Ce n’est pas commun comme trajectoire...

C’est tellement improbable et c’est un rêve aussi. J’ai eu beaucoup de chance. J’étais au bon endroit au bon moment. Je profite deux fois plus.

"Ça m’a aussi appris à ne pas faire n’importe quoi avec l’argent"

Que vous ont appris les années de galères ?

Qu’il ne faut jamais lâcher ! C'est une phrase un peu bateau mais quand je travaillais de 8h à 16h et que j’allais à l’entraînement à 17h, il n’y a pas eu une fois où je me suis plaint. Bosser et jouer au football en même temps, c’était déjà incroyable. Il ne faut jamais oublier d’où on vient, profiter des choses au maximum et ne pas se plaindre pour rien. Ça m’a aussi appris à ne pas faire n’importe quoi avec l’argent. Je veux bien le placer pour que mes enfants connaissent des meilleures choses. En tout cas je ne vais pas me plaindre pour rien. C’est tellement difficile de se lever tôt le matin pour travailler et rentrer tard pour un salaire moindre que celui des footballeurs.

Quand vous jouiez à Uzès en CFA, vous imaginiez-vous atteindre un jour la Ligue 1 ?

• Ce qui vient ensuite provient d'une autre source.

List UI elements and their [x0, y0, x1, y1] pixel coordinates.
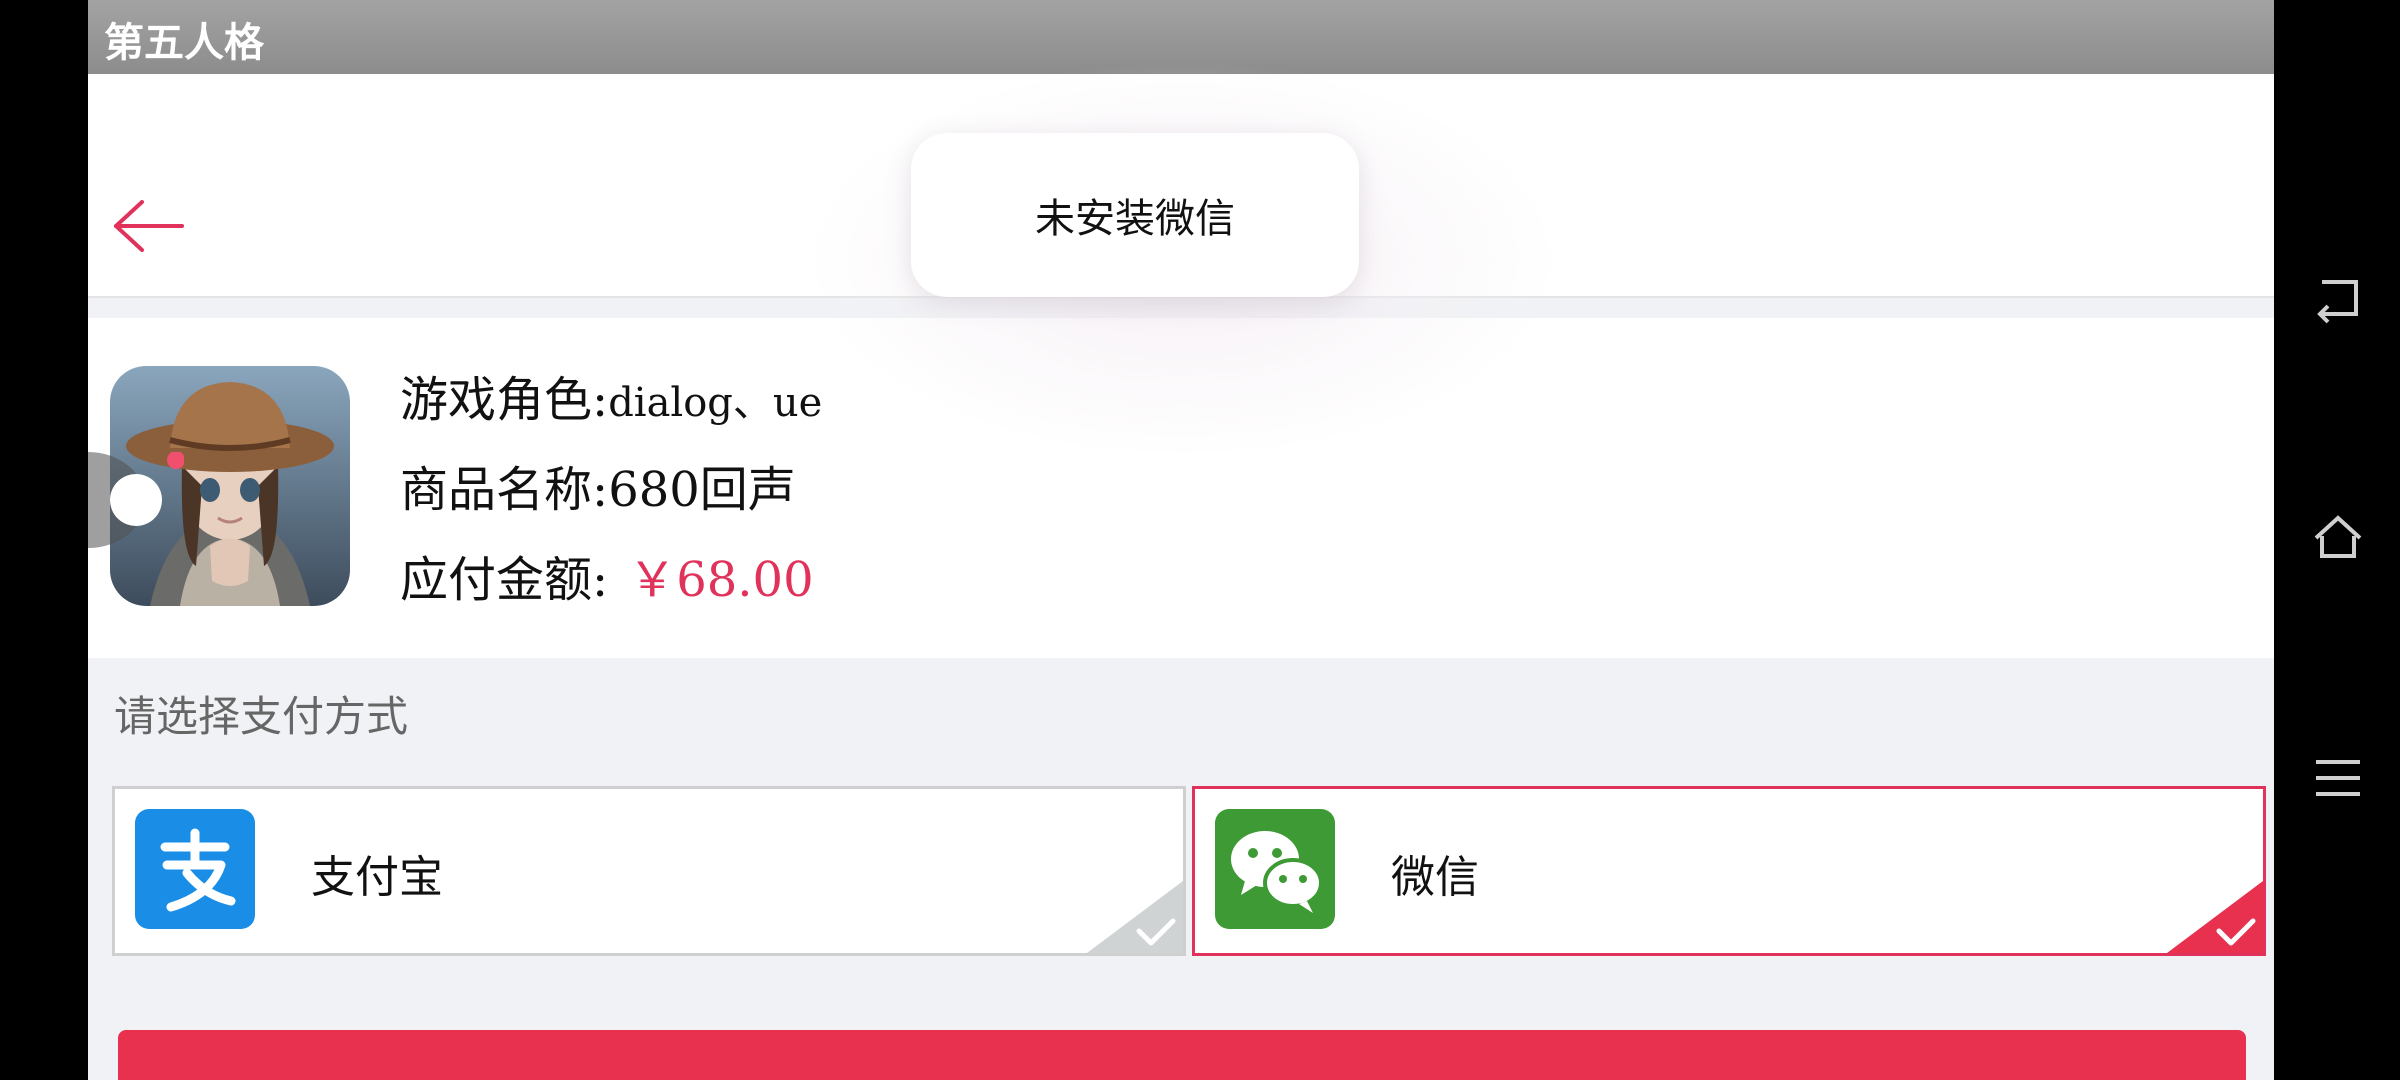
wechat-logo-icon: [1215, 809, 1335, 929]
check-corner-icon: [2167, 881, 2263, 953]
wechat-label: 微信: [1391, 852, 1479, 903]
role-value: dialog、ue: [608, 380, 823, 426]
role-label: 游戏角色:: [400, 372, 609, 428]
amount-label: 应付金额:: [400, 552, 609, 608]
menu-icon[interactable]: [2312, 752, 2364, 804]
back-arrow-icon[interactable]: [110, 196, 186, 256]
pay-submit-button[interactable]: [118, 1030, 2246, 1080]
toast-text: 未安装微信: [1035, 196, 1235, 242]
alipay-option[interactable]: 支付宝: [112, 786, 1186, 956]
wechat-option[interactable]: 微信: [1192, 786, 2266, 956]
amount-row: 应付金额: ￥68.00: [400, 540, 814, 610]
app-window: 第五人格 游戏角色:dialog、ue 商品名称:680回声 应付金额: ￥68…: [88, 0, 2274, 1080]
check-corner-icon: [1087, 881, 1183, 953]
back-icon[interactable]: [2312, 272, 2364, 324]
alipay-label: 支付宝: [311, 852, 443, 903]
payment-method-prompt: 请选择支付方式: [114, 692, 409, 741]
product-row: 商品名称:680回声: [400, 450, 796, 520]
alipay-logo-icon: [135, 809, 255, 929]
role-row: 游戏角色:dialog、ue: [400, 360, 822, 430]
system-nav-bar: [2274, 0, 2400, 1080]
home-icon[interactable]: [2312, 512, 2364, 564]
product-value: 680回声: [608, 462, 796, 518]
product-label: 商品名称:: [400, 462, 609, 518]
amount-value: ￥68.00: [628, 552, 814, 608]
app-title: 第五人格: [104, 19, 264, 66]
floating-assistant-ball[interactable]: [88, 452, 184, 548]
toast-message: 未安装微信: [911, 133, 1359, 297]
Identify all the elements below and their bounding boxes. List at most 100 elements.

Ce que je voulais c’était jouer au foot. À Uzès, il y avait un bon groupe de copains et on a fait des très belles années. À cette époque, ce n’était qu’un épanouissement. Le week-end je jouais avec mes potes.

Vous servez-vous parfois de votre expérience pour conseiller les plus jeunes ?

Les jeunes ont baigné depuis tout petit dans le football et ils n’ont pas connu les mêmes choses que certains d’entre nous. On ne peut pas leur en vouloir.

Pablo Martinez savourant une victoire en stage au Chambon-sur-Lignon en 2019 (photo Norman Jardin)

Vous êtes un des joueurs les plus chambreurs du groupe. Où allez vous chercher votre bonne humeur ?

Ça vient de mon éducation, mon entourage. Ma famille est très chambreuse et j’ai toujours connu ça. C’est quelque chose que j’adore faire. Des fois je fais péter les plombs à certains à l’entraînement quand je gagne, mais ça fait partie de mon tempérament. Je hais la défaite.

Vos coéquipiers vous le rendent bien !

Au début je râlais un peu mais maintenant je ne dis plus rien. C’est donnant-donnant : j’accepte d’être chambré et ils acceptent que je chambre.